Bentuknya kayak bolu tapi lebih keras dan padat, mungkin gambarannya lebih tepatnya kayak Muffin gitu.
Fat Pan, kalau dalam dialek Fujian disebut Huat Kue. (alias kue kembang), yang ini biasanya cukup familiar soalnya sering dipake buat sembahyang. Warnanya merah muda dan mirip cup cake, cuma atasnya belah. Kalau tidak belah namanya produk gagal.

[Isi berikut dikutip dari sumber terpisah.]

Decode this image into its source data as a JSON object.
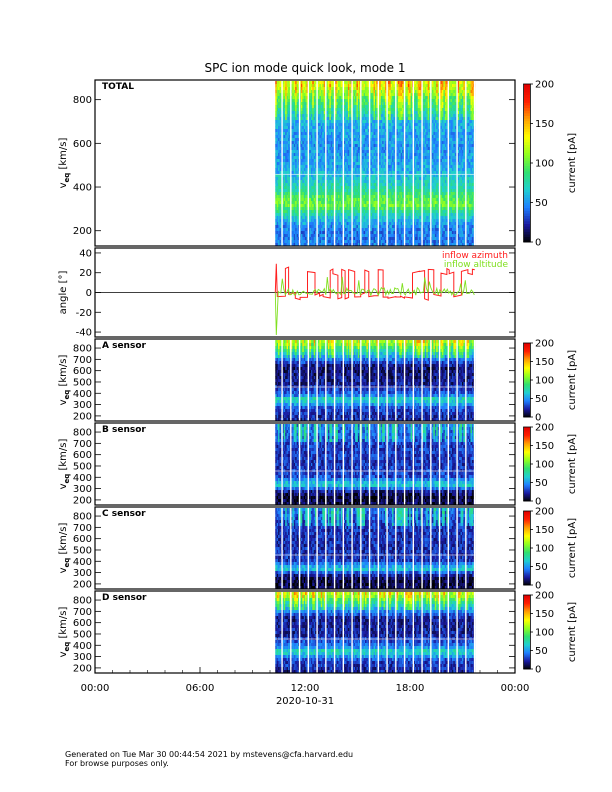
{
  "footer": {
    "line1": "Generated on Tue Mar 30 00:44:54 2021 by mstevens@cfa.harvard.edu",
    "line2": "For browse purposes only."
  },
  "colors": {
    "azimuth": "#ff2020",
    "altitude": "#80e020",
    "colorbar_stops": [
      "#000000",
      "#1a1aa0",
      "#2080ff",
      "#20d0d0",
      "#30e070",
      "#90ff20",
      "#ffff00",
      "#ffa000",
      "#ff2000",
      "#e00000"
    ]
  },
  "chart_data": {
    "title": "SPC ion mode quick look, mode 1",
    "time_axis": {
      "tick_labels": [
        "00:00",
        "06:00",
        "12:00",
        "18:00",
        "00:00"
      ],
      "tick_hours": [
        0,
        6,
        12,
        18,
        24
      ],
      "date_label": "2020-10-31",
      "range_hours": [
        0,
        24
      ],
      "data_start_hour": 10.3,
      "data_end_hour": 21.7
    },
    "panels": [
      {
        "type": "heatmap",
        "label": "TOTAL",
        "ylabel_main": "v",
        "ylabel_sub": "eq",
        "ylabel_rest": " [km/s]",
        "ylim": [
          130,
          890
        ],
        "yticks": [
          200,
          400,
          600,
          800
        ],
        "colorbar": {
          "label": "current [pA]",
          "range": [
            0,
            200
          ],
          "ticks": [
            0,
            50,
            100,
            150,
            200
          ]
        },
        "bands": [
          {
            "v": 200,
            "level": 0.22
          },
          {
            "v": 235,
            "level": 0.25
          },
          {
            "v": 265,
            "level": 0.32
          },
          {
            "v": 300,
            "level": 0.42
          },
          {
            "v": 325,
            "level": 0.52
          },
          {
            "v": 360,
            "level": 0.48
          },
          {
            "v": 390,
            "level": 0.4
          },
          {
            "v": 430,
            "level": 0.34
          },
          {
            "v": 500,
            "level": 0.27
          },
          {
            "v": 600,
            "level": 0.25
          },
          {
            "v": 700,
            "level": 0.28
          },
          {
            "v": 800,
            "level": 0.45
          },
          {
            "v": 870,
            "level": 0.62
          }
        ]
      },
      {
        "type": "line",
        "label": "",
        "ylabel_main": "angle [°]",
        "ylabel_sub": "",
        "ylabel_rest": "",
        "ylim": [
          -45,
          45
        ],
        "yticks": [
          -40,
          -20,
          0,
          20,
          40
        ],
        "zero_line": true,
        "series": [
          {
            "name": "inflow azimuth",
            "color": "#ff2020",
            "baseline": -4,
            "high": 22,
            "initial_peak": 29
          },
          {
            "name": "inflow altitude",
            "color": "#80e020",
            "baseline": 1,
            "initial_min": -43
          }
        ]
      },
      {
        "type": "heatmap",
        "label": "A sensor",
        "ylabel_main": "v",
        "ylabel_sub": "eq",
        "ylabel_rest": " [km/s]",
        "ylim": [
          155,
          880
        ],
        "yticks": [
          200,
          300,
          400,
          500,
          600,
          700,
          800
        ],
        "colorbar": {
          "label": "current [pA]",
          "range": [
            0,
            200
          ],
          "ticks": [
            0,
            50,
            100,
            150,
            200
          ]
        },
        "bands": [
          {
            "v": 200,
            "level": 0.12
          },
          {
            "v": 280,
            "level": 0.16
          },
          {
            "v": 330,
            "level": 0.3
          },
          {
            "v": 360,
            "level": 0.38
          },
          {
            "v": 400,
            "level": 0.2
          },
          {
            "v": 500,
            "level": 0.1
          },
          {
            "v": 650,
            "level": 0.08
          },
          {
            "v": 800,
            "level": 0.4
          },
          {
            "v": 860,
            "level": 0.55
          }
        ]
      },
      {
        "type": "heatmap",
        "label": "B sensor",
        "ylabel_main": "v",
        "ylabel_sub": "eq",
        "ylabel_rest": " [km/s]",
        "ylim": [
          155,
          880
        ],
        "yticks": [
          200,
          300,
          400,
          500,
          600,
          700,
          800
        ],
        "colorbar": {
          "label": "current [pA]",
          "range": [
            0,
            200
          ],
          "ticks": [
            0,
            50,
            100,
            150,
            200
          ]
        },
        "bands": [
          {
            "v": 200,
            "level": 0.05
          },
          {
            "v": 240,
            "level": 0.03
          },
          {
            "v": 290,
            "level": 0.1
          },
          {
            "v": 340,
            "level": 0.32
          },
          {
            "v": 370,
            "level": 0.3
          },
          {
            "v": 420,
            "level": 0.16
          },
          {
            "v": 550,
            "level": 0.14
          },
          {
            "v": 700,
            "level": 0.15
          },
          {
            "v": 860,
            "level": 0.22
          }
        ]
      },
      {
        "type": "heatmap",
        "label": "C sensor",
        "ylabel_main": "v",
        "ylabel_sub": "eq",
        "ylabel_rest": " [km/s]",
        "ylim": [
          155,
          880
        ],
        "yticks": [
          200,
          300,
          400,
          500,
          600,
          700,
          800
        ],
        "colorbar": {
          "label": "current [pA]",
          "range": [
            0,
            200
          ],
          "ticks": [
            0,
            50,
            100,
            150,
            200
          ]
        },
        "bands": [
          {
            "v": 200,
            "level": 0.05
          },
          {
            "v": 250,
            "level": 0.04
          },
          {
            "v": 300,
            "level": 0.12
          },
          {
            "v": 340,
            "level": 0.32
          },
          {
            "v": 370,
            "level": 0.28
          },
          {
            "v": 420,
            "level": 0.14
          },
          {
            "v": 550,
            "level": 0.13
          },
          {
            "v": 700,
            "level": 0.14
          },
          {
            "v": 860,
            "level": 0.2
          }
        ]
      },
      {
        "type": "heatmap",
        "label": "D sensor",
        "ylabel_main": "v",
        "ylabel_sub": "eq",
        "ylabel_rest": " [km/s]",
        "ylim": [
          155,
          880
        ],
        "yticks": [
          200,
          300,
          400,
          500,
          600,
          700,
          800
        ],
        "colorbar": {
          "label": "current [pA]",
          "range": [
            0,
            200
          ],
          "ticks": [
            0,
            50,
            100,
            150,
            200
          ]
        },
        "bands": [
          {
            "v": 200,
            "level": 0.12
          },
          {
            "v": 280,
            "level": 0.16
          },
          {
            "v": 330,
            "level": 0.3
          },
          {
            "v": 360,
            "level": 0.38
          },
          {
            "v": 400,
            "level": 0.22
          },
          {
            "v": 500,
            "level": 0.12
          },
          {
            "v": 650,
            "level": 0.1
          },
          {
            "v": 800,
            "level": 0.42
          },
          {
            "v": 860,
            "level": 0.58
          }
        ]
      }
    ]
  }
}
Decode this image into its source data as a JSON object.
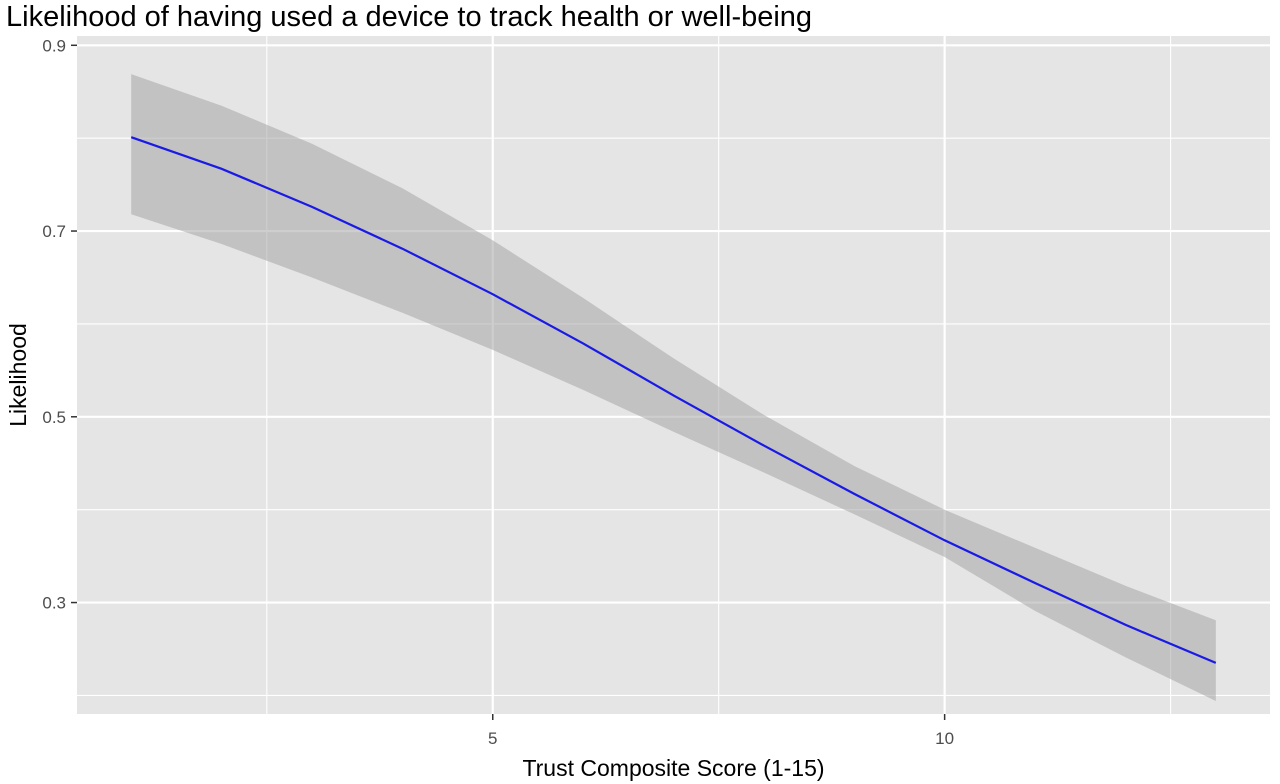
{
  "chart_data": {
    "type": "line",
    "title": "Likelihood of having used a device to track health or well-being",
    "xlabel": "Trust Composite Score (1-15)",
    "ylabel": "Likelihood",
    "xlim": [
      0.4,
      13.6
    ],
    "ylim": [
      0.18,
      0.91
    ],
    "x_ticks": [
      5,
      10
    ],
    "x_tick_labels": [
      "5",
      "10"
    ],
    "x_minor_ticks": [
      2.5,
      7.5,
      12.5
    ],
    "y_ticks": [
      0.3,
      0.5,
      0.7,
      0.9
    ],
    "y_tick_labels": [
      "0.3",
      "0.5",
      "0.7",
      "0.9"
    ],
    "y_minor_ticks": [
      0.2,
      0.4,
      0.6,
      0.8
    ],
    "grid": true,
    "legend": "none",
    "series": [
      {
        "x": [
          1,
          2,
          3,
          4,
          5,
          6,
          7,
          8,
          9,
          10,
          11,
          12,
          13
        ],
        "y": [
          0.801,
          0.767,
          0.726,
          0.681,
          0.632,
          0.579,
          0.523,
          0.469,
          0.417,
          0.367,
          0.321,
          0.276,
          0.235
        ],
        "ci_lower": [
          0.718,
          0.686,
          0.65,
          0.612,
          0.572,
          0.529,
          0.484,
          0.44,
          0.395,
          0.349,
          0.291,
          0.241,
          0.194
        ],
        "ci_upper": [
          0.869,
          0.835,
          0.794,
          0.746,
          0.69,
          0.628,
          0.563,
          0.502,
          0.447,
          0.4,
          0.359,
          0.318,
          0.281
        ]
      }
    ],
    "colors": {
      "line": "#1a1ae6",
      "ribbon": "#a6a6a6",
      "panel": "#e5e5e5",
      "grid": "#ffffff"
    }
  }
}
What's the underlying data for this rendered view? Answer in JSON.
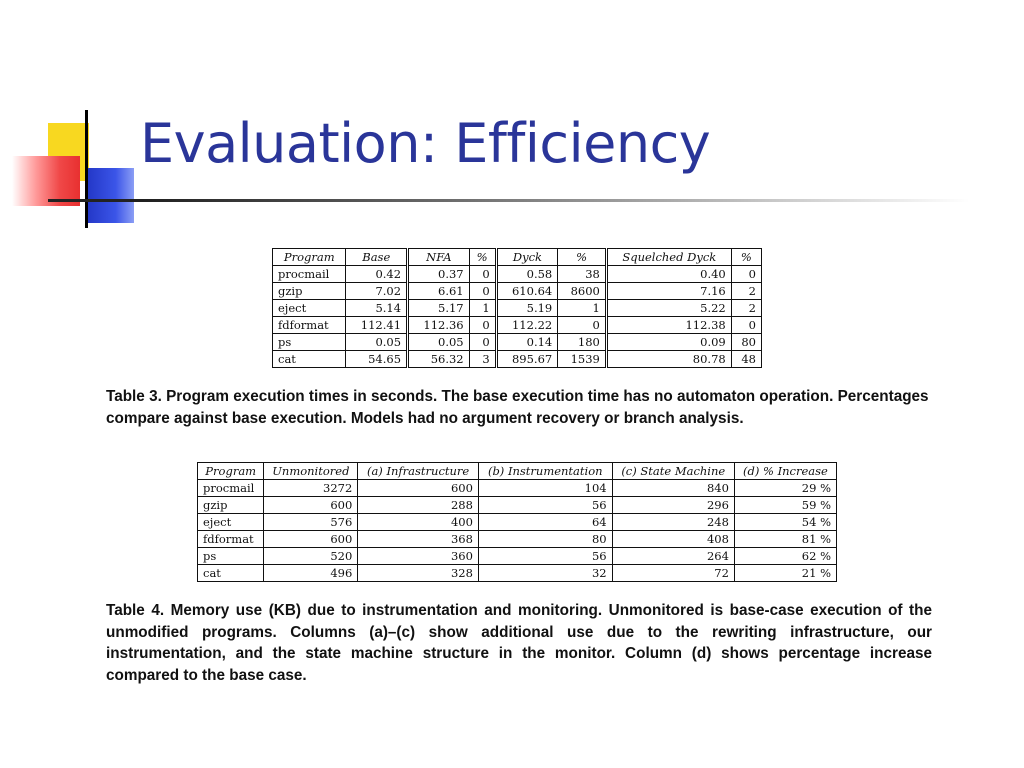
{
  "slide": {
    "title": "Evaluation: Efficiency"
  },
  "table3": {
    "headers": [
      "Program",
      "Base",
      "NFA",
      "%",
      "Dyck",
      "%",
      "Squelched Dyck",
      "%"
    ],
    "rows": [
      [
        "procmail",
        "0.42",
        "0.37",
        "0",
        "0.58",
        "38",
        "0.40",
        "0"
      ],
      [
        "gzip",
        "7.02",
        "6.61",
        "0",
        "610.64",
        "8600",
        "7.16",
        "2"
      ],
      [
        "eject",
        "5.14",
        "5.17",
        "1",
        "5.19",
        "1",
        "5.22",
        "2"
      ],
      [
        "fdformat",
        "112.41",
        "112.36",
        "0",
        "112.22",
        "0",
        "112.38",
        "0"
      ],
      [
        "ps",
        "0.05",
        "0.05",
        "0",
        "0.14",
        "180",
        "0.09",
        "80"
      ],
      [
        "cat",
        "54.65",
        "56.32",
        "3",
        "895.67",
        "1539",
        "80.78",
        "48"
      ]
    ],
    "caption": "Table 3. Program execution times in seconds. The base execution time has no automaton operation. Percentages compare against base execution. Models had no argument recovery or branch analysis."
  },
  "table4": {
    "headers": [
      "Program",
      "Unmonitored",
      "(a) Infrastructure",
      "(b) Instrumentation",
      "(c) State Machine",
      "(d) % Increase"
    ],
    "rows": [
      [
        "procmail",
        "3272",
        "600",
        "104",
        "840",
        "29 %"
      ],
      [
        "gzip",
        "600",
        "288",
        "56",
        "296",
        "59 %"
      ],
      [
        "eject",
        "576",
        "400",
        "64",
        "248",
        "54 %"
      ],
      [
        "fdformat",
        "600",
        "368",
        "80",
        "408",
        "81 %"
      ],
      [
        "ps",
        "520",
        "360",
        "56",
        "264",
        "62 %"
      ],
      [
        "cat",
        "496",
        "328",
        "32",
        "72",
        "21 %"
      ]
    ],
    "caption": "Table 4. Memory use (KB) due to instrumentation and monitoring. Unmonitored is base-case execution of the unmodified programs. Columns (a)–(c) show additional use due to the rewriting infrastructure, our instrumentation, and the state machine structure in the monitor. Column (d) shows percentage increase compared to the base case."
  }
}
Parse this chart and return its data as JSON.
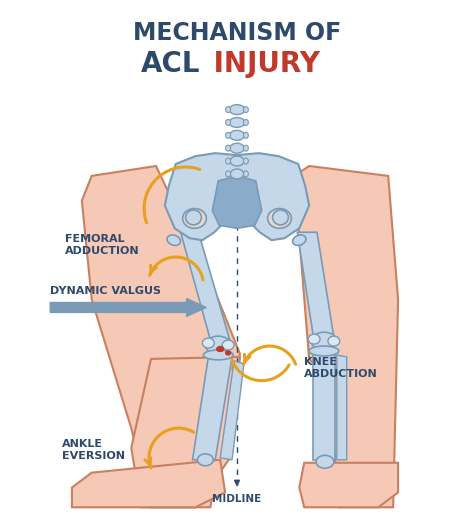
{
  "title_line1": "MECHANISM OF",
  "title_line2_acl": "ACL",
  "title_line2_injury": " INJURY",
  "title_color_dark": "#2d4a6b",
  "title_color_red": "#c0392b",
  "bg_color": "#ffffff",
  "skin_color": "#f5c9b5",
  "skin_outline": "#c88060",
  "bone_fill": "#c5d8ea",
  "bone_outline": "#7a9ab5",
  "bone_dark": "#8aabca",
  "arrow_orange": "#e8a020",
  "arrow_gray": "#7a9ab5",
  "label_color": "#2d4a6b",
  "midline_color": "#2d4a6b",
  "acl_red": "#c0392b"
}
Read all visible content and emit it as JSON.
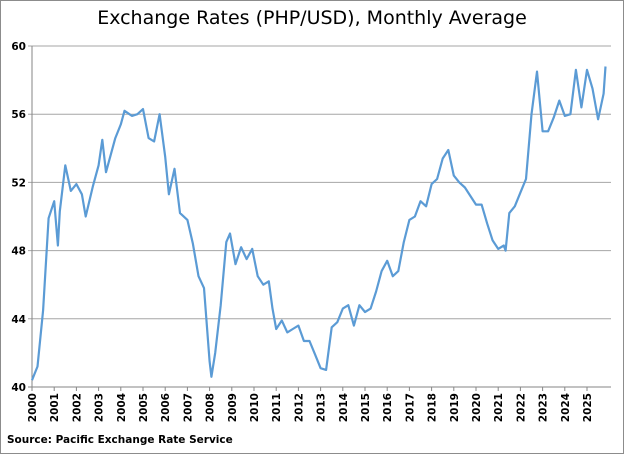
{
  "chart_data": {
    "type": "line",
    "title": "Exchange Rates (PHP/USD), Monthly Average",
    "source": "Source: Pacific Exchange Rate Service",
    "xlabel": "",
    "ylabel": "",
    "ylim": [
      40,
      60
    ],
    "yticks": [
      "40",
      "44",
      "48",
      "52",
      "56",
      "60"
    ],
    "xticks": [
      "2000",
      "2001",
      "2002",
      "2003",
      "2004",
      "2005",
      "2006",
      "2007",
      "2008",
      "2009",
      "2010",
      "2011",
      "2012",
      "2013",
      "2014",
      "2015",
      "2016",
      "2017",
      "2018",
      "2019",
      "2020",
      "2021",
      "2022",
      "2023",
      "2024",
      "2025"
    ],
    "grid": "horizontal",
    "legend": "none",
    "line_color": "#5b9bd5",
    "series": [
      {
        "x": [
          "2000-01",
          "2000-04",
          "2000-07",
          "2000-10",
          "2001-01",
          "2001-03",
          "2001-04",
          "2001-07",
          "2001-10",
          "2002-01",
          "2002-04",
          "2002-06",
          "2002-10",
          "2003-01",
          "2003-03",
          "2003-05",
          "2003-10",
          "2004-01",
          "2004-03",
          "2004-07",
          "2004-10",
          "2005-01",
          "2005-04",
          "2005-07",
          "2005-10",
          "2006-01",
          "2006-03",
          "2006-06",
          "2006-09",
          "2007-01",
          "2007-04",
          "2007-07",
          "2007-10",
          "2008-01",
          "2008-02",
          "2008-04",
          "2008-07",
          "2008-10",
          "2008-12",
          "2009-03",
          "2009-06",
          "2009-09",
          "2009-12",
          "2010-03",
          "2010-06",
          "2010-09",
          "2010-11",
          "2011-01",
          "2011-04",
          "2011-07",
          "2011-10",
          "2012-01",
          "2012-04",
          "2012-07",
          "2012-10",
          "2013-01",
          "2013-04",
          "2013-07",
          "2013-10",
          "2014-01",
          "2014-04",
          "2014-07",
          "2014-10",
          "2015-01",
          "2015-04",
          "2015-07",
          "2015-10",
          "2016-01",
          "2016-04",
          "2016-07",
          "2016-10",
          "2017-01",
          "2017-04",
          "2017-07",
          "2017-10",
          "2018-01",
          "2018-04",
          "2018-07",
          "2018-10",
          "2019-01",
          "2019-04",
          "2019-07",
          "2019-10",
          "2020-01",
          "2020-04",
          "2020-07",
          "2020-10",
          "2021-01",
          "2021-04",
          "2021-05",
          "2021-07",
          "2021-10",
          "2022-01",
          "2022-04",
          "2022-07",
          "2022-10",
          "2023-01",
          "2023-04",
          "2023-07",
          "2023-10",
          "2024-01",
          "2024-04",
          "2024-07",
          "2024-10",
          "2025-01",
          "2025-04",
          "2025-07",
          "2025-10",
          "2025-11"
        ],
        "y": [
          40.4,
          41.2,
          44.5,
          49.9,
          50.9,
          48.3,
          50.3,
          53.0,
          51.5,
          51.9,
          51.3,
          50.0,
          51.8,
          53.0,
          54.5,
          52.6,
          54.6,
          55.4,
          56.2,
          55.9,
          56.0,
          56.3,
          54.6,
          54.4,
          56.0,
          53.5,
          51.3,
          52.8,
          50.2,
          49.8,
          48.4,
          46.5,
          45.8,
          41.5,
          40.6,
          42.0,
          44.8,
          48.5,
          49.0,
          47.2,
          48.2,
          47.5,
          48.1,
          46.5,
          46.0,
          46.2,
          44.6,
          43.4,
          43.9,
          43.2,
          43.4,
          43.6,
          42.7,
          42.7,
          41.9,
          41.1,
          41.0,
          43.5,
          43.8,
          44.6,
          44.8,
          43.6,
          44.8,
          44.4,
          44.6,
          45.6,
          46.8,
          47.4,
          46.5,
          46.8,
          48.5,
          49.8,
          50.0,
          50.9,
          50.6,
          51.9,
          52.2,
          53.4,
          53.9,
          52.4,
          52.0,
          51.7,
          51.2,
          50.7,
          50.7,
          49.6,
          48.6,
          48.1,
          48.3,
          48.0,
          50.2,
          50.6,
          51.4,
          52.2,
          56.0,
          58.5,
          55.0,
          55.0,
          55.8,
          56.8,
          55.9,
          56.0,
          58.6,
          56.4,
          58.6,
          57.5,
          55.7,
          57.2,
          58.8
        ]
      }
    ]
  }
}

Bung Ophoeng dan rekan-rekan milis pakar kuliner tradisi khas, mungkin bisa sharing sedikit memberikan pencerahan kepada kami-kami yang tahunya cm samar-samar tersamar. (John Doe)
Tanggapan Dari Ophoeng
Bung John Doe dan TTM semuwah,Hai, apakabar? Sudah makan? Hehehe….. saya jadi geli mendapat predikat ‘pakar’ makanan di mari. Lha, wong saya benernya cuma pendoyan makan enak, dan setelah makan, kerana perut kenyang hati pun senang, barulah saya cuap-cuap asal bunyi ceritakan tentang enaknya makanan yang baru saja saya nikmati itu.
Jadi, kalau ditanya nama makanan itu dikenal atau tidak, apalagi pakai dialek basa tertentu, tentu saja saya tidak tahu apa-apa. Apalagi kalau deskripsi-nya gak jelas. Padahal makanan itu just like a man, punya karakter, punya rupa, punya warna, punya rasa dan aroma. Walau pun mungkin berbeda-beda sebutannya, namanya, tapi bisa saja itu untuk jenis makanan yang sama.
Contoh saja, nama bola-bola itu (di Cirebon dan beberapa daerah lain) benernya sama untuk onde-onde (di Jatim?) yang merujuk ke cemilan yang berbentuk bola, seukuran bola tenis, berbahan tepung beras dan aci, digoreng, dengan center fill berupa tumbukan kacang hijau kupas dibentuk pasta, dan sekujur tubuhnya dilapisi biji wijen.
Tapi, nama ‘onde-onde’ yang sama (namanya saja), di Cirebon adalah nama untuk ronde berkuah, berbahan tepung beras ketan, tanpa isi, kecil-kecil, seukuran gundu, diberi pewarnaa merah, hijau dan putih tanpa pewarna, atau lebih besar sedikit dengan center fill kacang tanah tumbuk (di Malaysia dan Singapore ada yang isi wijen, kacang merah, bunga matahari, dll), direbus, lalu diberi kuah air gula pasir saja, atau ada juga yang diberi jahe. Ronde atau onde-onde ini benernya berbahan, berbentuk dan berrasa sama seperti mochi, muachi, hanya saja diberi kuah air gula + jahe tuh ya?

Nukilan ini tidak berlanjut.